First stage of labor US Medical PG Question 10: An 11-year-old girl presents to the pediatrician with her mother, who is concerned about her sexual development. She mentions that she herself experienced the onset of menses at the age of 10.5 years, while her daughter has still not had a menstrual period. However, she is otherwise a healthy girl with no significant medical problems since birth. On physical examination, her vital signs are stable. Evaluation of breast and pubic hair are Tanner stage 2. The pediatrician reassures the mother that her daughter's sexual development is within the normal range for girls and there is nothing to worry about at present. Which is a sign of Tanner stage 2?
- A. Pubarche
- B. Adrenarche
- C. Menarche
- D. Thelarche (Correct Answer)
- E. Coarse pubic hair
First stage of labor Explanation: ***Thelarche***
- **Thelarche** refers to the initial development of breast buds, which is the defining characteristic of **Tanner stage 2** breast development.
- This stage indicates the beginning of puberty, marked by a slight elevation of the breast and papilla, forming a small mound.
*Pubarche*
- **Pubarche** refers to the appearance of **pubic hair**, which is typically seen in **Tanner stage 2** for pubic hair development, but not breast development.
- While girls often experience pubarche around the same time as thelarche, the term specifically describes pubic hair growth, not breast development.
*Adrenarche*
- **Adrenarche** is the maturation of the adrenal cortex, leading to increased production of adrenal androgens and typically precedes the physical changes of puberty.
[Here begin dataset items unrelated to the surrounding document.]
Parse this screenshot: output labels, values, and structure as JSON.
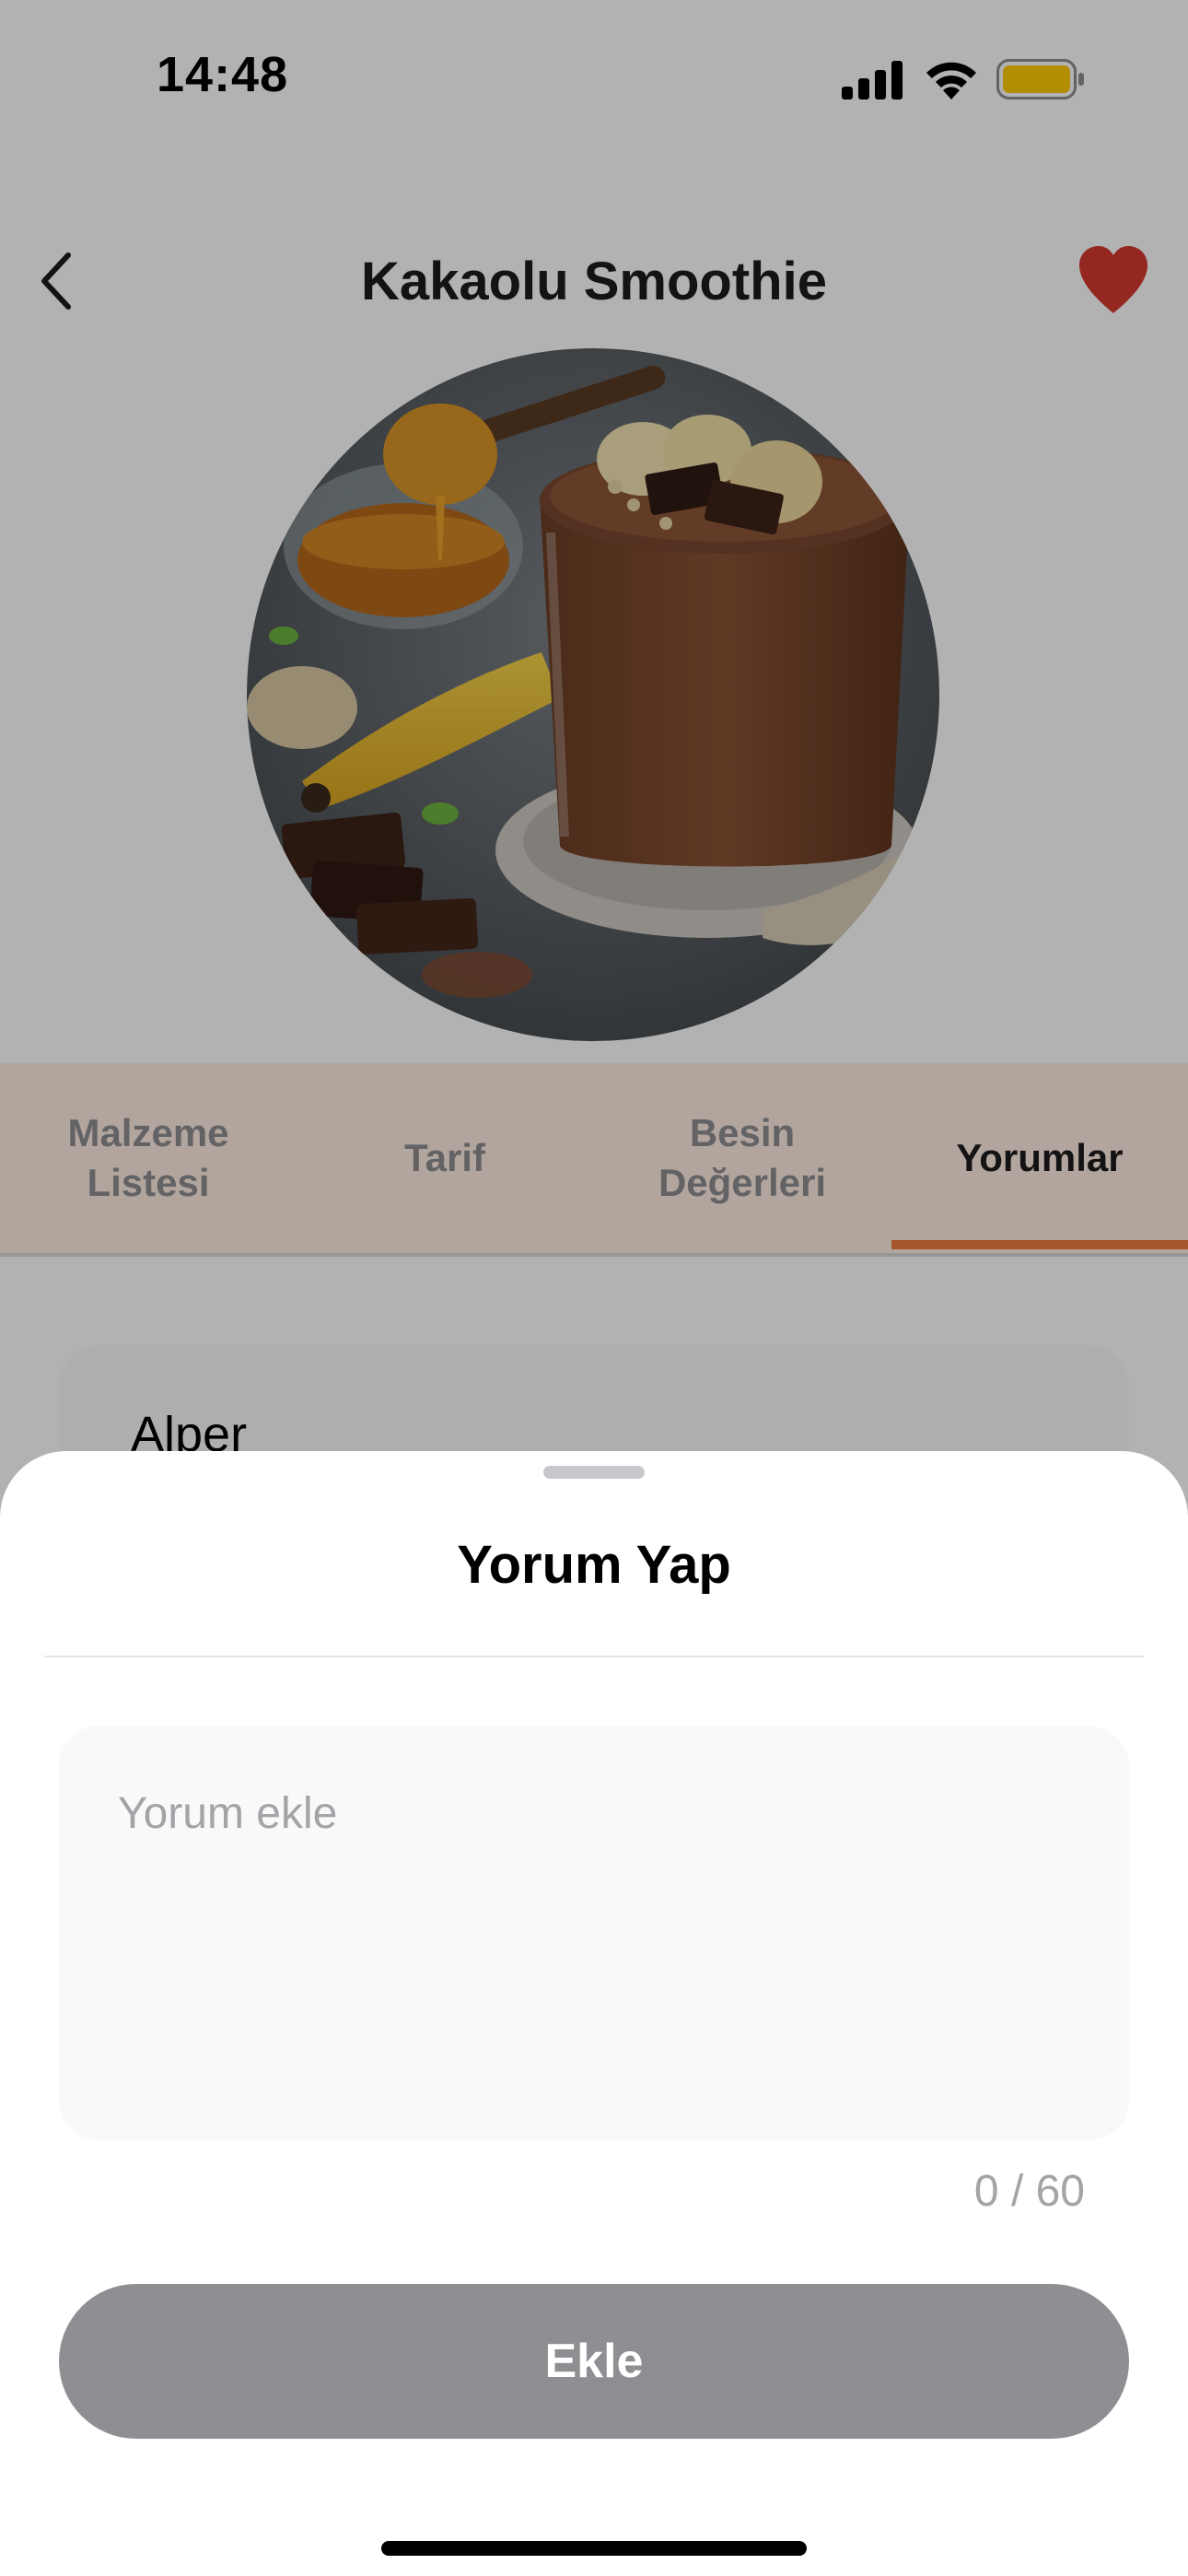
{
  "status_bar": {
    "time": "14:48",
    "icons": [
      "signal-icon",
      "wifi-icon",
      "battery-icon"
    ],
    "battery_color": "#ffcc00"
  },
  "header": {
    "title": "Kakaolu Smoothie",
    "back_icon": "chevron-left-icon",
    "favorite_icon": "heart-icon",
    "favorite_color": "#d43a2f"
  },
  "hero": {
    "image": "chocolate-smoothie-photo"
  },
  "tabs": [
    {
      "label_line1": "Malzeme",
      "label_line2": "Listesi",
      "active": false
    },
    {
      "label_line1": "Tarif",
      "label_line2": "",
      "active": false
    },
    {
      "label_line1": "Besin",
      "label_line2": "Değerleri",
      "active": false
    },
    {
      "label_line1": "Yorumlar",
      "label_line2": "",
      "active": true
    }
  ],
  "accent_color": "#f07a40",
  "comments": [
    {
      "author": "Alper"
    }
  ],
  "sheet": {
    "title": "Yorum Yap",
    "input_placeholder": "Yorum ekle",
    "input_value": "",
    "char_counter": "0 / 60",
    "submit_label": "Ekle"
  }
}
- It refers to the biochemical process of adrenal androgen secretion, not a specific physical sign of **Tanner stage 2** development.
*Menarche*
- **Menarche** is the first menstrual period, which occurs much later in puberty, typically after a significant progression through **Tanner stages 2-4**.
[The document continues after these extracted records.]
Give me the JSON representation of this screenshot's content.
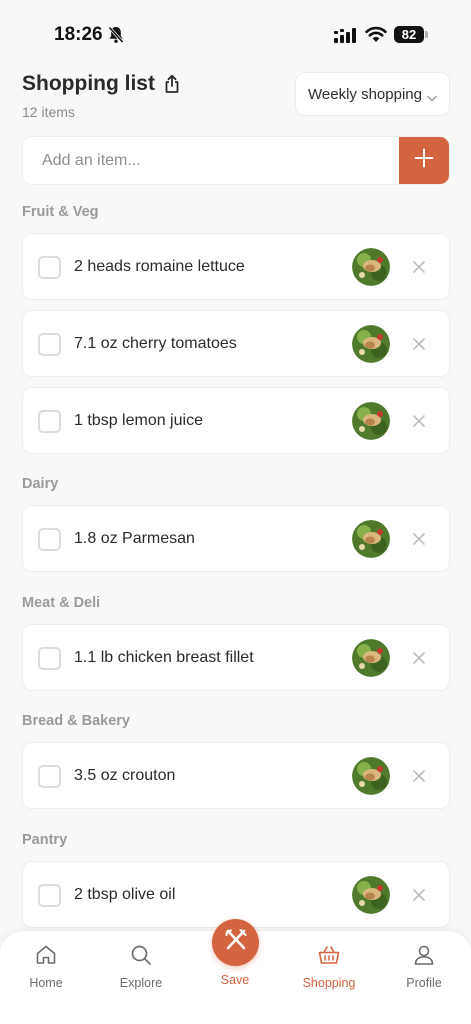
{
  "status_bar": {
    "time": "18:26",
    "battery": "82"
  },
  "header": {
    "title": "Shopping list",
    "item_count": "12 items",
    "list_selector": "Weekly shopping"
  },
  "add_item": {
    "placeholder": "Add an item..."
  },
  "sections": [
    {
      "label": "Fruit & Veg",
      "items": [
        "2 heads romaine lettuce",
        "7.1 oz cherry tomatoes",
        "1 tbsp lemon juice"
      ]
    },
    {
      "label": "Dairy",
      "items": [
        "1.8 oz Parmesan"
      ]
    },
    {
      "label": "Meat & Deli",
      "items": [
        "1.1 lb chicken breast fillet"
      ]
    },
    {
      "label": "Bread & Bakery",
      "items": [
        "3.5 oz crouton"
      ]
    },
    {
      "label": "Pantry",
      "items": [
        "2 tbsp olive oil"
      ]
    }
  ],
  "bottom_nav": {
    "home": "Home",
    "explore": "Explore",
    "save": "Save",
    "shopping": "Shopping",
    "profile": "Profile"
  },
  "colors": {
    "accent": "#d4633f",
    "background": "#f8f8f7",
    "section_label": "#9a9a9a"
  }
}
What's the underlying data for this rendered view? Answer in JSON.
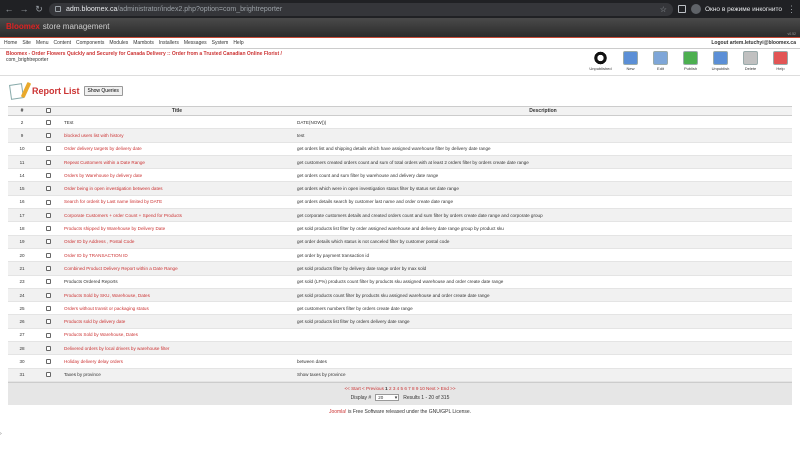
{
  "browser": {
    "url_host": "adm.bloomex.ca",
    "url_path": "/administrator/index2.php?option=com_brightreporter",
    "incognito_label": "Окно в режиме инкогнито"
  },
  "header": {
    "logo": "Bloomex",
    "logo_sub": "store management",
    "version": "v0.52"
  },
  "menu": {
    "items": [
      "Home",
      "Site",
      "Menu",
      "Content",
      "Components",
      "Modules",
      "Mambots",
      "Installers",
      "Messages",
      "System",
      "Help"
    ],
    "logout": "Logout artem.letuchyi@bloomex.ca"
  },
  "pathway": {
    "site": "Bloomex - Order Flowers Quickly and Securely for Canada Delivery :: Order from a Trusted Canadian Online Florist /",
    "component": "com_brightreporter"
  },
  "toolbar": [
    {
      "label": "Unpublished",
      "icon": "unpublished-icon",
      "color": "#ffffff"
    },
    {
      "label": "New",
      "icon": "new-icon",
      "color": "#5b8fd6"
    },
    {
      "label": "Edit",
      "icon": "edit-icon",
      "color": "#7ea6d8"
    },
    {
      "label": "Publish",
      "icon": "publish-icon",
      "color": "#4caf50"
    },
    {
      "label": "Unpublish",
      "icon": "unpublish-icon",
      "color": "#5b8fd6"
    },
    {
      "label": "Delete",
      "icon": "delete-icon",
      "color": "#c0c0c0"
    },
    {
      "label": "Help",
      "icon": "help-icon",
      "color": "#e25555"
    }
  ],
  "page": {
    "title": "Report List",
    "show_queries": "Show Queries"
  },
  "table": {
    "headers": {
      "num": "#",
      "title": "Title",
      "description": "Description"
    },
    "rows": [
      {
        "id": "2",
        "title": "TEst",
        "desc": "DATE(NOW())",
        "link": false
      },
      {
        "id": "9",
        "title": "blocked users list with history",
        "desc": "test",
        "link": true
      },
      {
        "id": "10",
        "title": "Order delivery targets by delivery date",
        "desc": "get orders list and shipping details which have assigned warehouse filter by delivery date range",
        "link": true
      },
      {
        "id": "11",
        "title": "Repeat Customers within a Date Range",
        "desc": "get customers created orders count and sum of total orders with at least 2 orders filter by orders create date range",
        "link": true
      },
      {
        "id": "14",
        "title": "Orders by Warehouse by delivery date",
        "desc": "get orders count and sum filter by warehouse and delivery date range",
        "link": true
      },
      {
        "id": "15",
        "title": "Order being in open investigation between dates",
        "desc": "get orders which were in open investigation status filter by status set date range",
        "link": true
      },
      {
        "id": "16",
        "title": "Search for orderit by Last name limited by DATE",
        "desc": "get orders details search by customer last name and order create date range",
        "link": true
      },
      {
        "id": "17",
        "title": "Corporate Customers + order Count + Spend for Products",
        "desc": "get corporate customers details and created orders count and sum filter by orders create date range and corporate group",
        "link": true
      },
      {
        "id": "18",
        "title": "Products shipped by Warehouse by Delivery Date",
        "desc": "get sold products list filter by order assigned warehouse and delivery date range group by product sku",
        "link": true
      },
      {
        "id": "19",
        "title": "Order ID by Address , Postal Code",
        "desc": "get order details which status is not canceled filter by customer postal code",
        "link": true
      },
      {
        "id": "20",
        "title": "Order ID by TRANSACTION ID",
        "desc": "get order by payment transaction id",
        "link": true
      },
      {
        "id": "21",
        "title": "Combined Product Delivery Report within a Date Range",
        "desc": "get sold products filter by delivery date range order by max sold",
        "link": true
      },
      {
        "id": "23",
        "title": "Products Ordered Reports",
        "desc": "get sold (LF%) products count filter by products sku assigned warehouse and order create date range",
        "link": false
      },
      {
        "id": "24",
        "title": "Products Sold by SKU, Warehouse, Dates",
        "desc": "get sold products count filter by products sku assigned warehouse and order create date range",
        "link": true
      },
      {
        "id": "25",
        "title": "Orders without transit or packaging status",
        "desc": "get customers numbers filter by orders create date range",
        "link": true
      },
      {
        "id": "26",
        "title": "Products sold by delivery date",
        "desc": "get sold products list filter by orders delivery date range",
        "link": true
      },
      {
        "id": "27",
        "title": "Products Sold by Warehouse, Dates",
        "desc": "",
        "link": true
      },
      {
        "id": "28",
        "title": "Delivered orders by local drivers by warehouse filter",
        "desc": "",
        "link": true
      },
      {
        "id": "30",
        "title": "Holiday delivery delay orders",
        "desc": "between dates",
        "link": true
      },
      {
        "id": "31",
        "title": "Taxes by province",
        "desc": "Show taxes by province",
        "link": false
      }
    ]
  },
  "pagination": {
    "text_start": "<< Start < Previous ",
    "current": "1",
    "pages": " 2 3 4 5 6 7 8 9 10 ",
    "text_end": "Next > End >>",
    "display_label": "Display #",
    "limit": "20",
    "results": "Results 1 - 20 of 315"
  },
  "footer": {
    "brand": "Joomla!",
    "text": " is Free Software released under the GNU/GPL License."
  }
}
- This event signifies reproductive maturity and is not present at the initial stage of breast budding.
*Coarse pubic hair*
- The presence of **coarse pubic hair** indicates a more advanced stage of pubic hair development, typically **Tanner stage 3 or 4**, as hair becomes darker and coarser.
- **Tanner stage 2** pubic hair is usually sparse, long, straight, and lightly pigmented.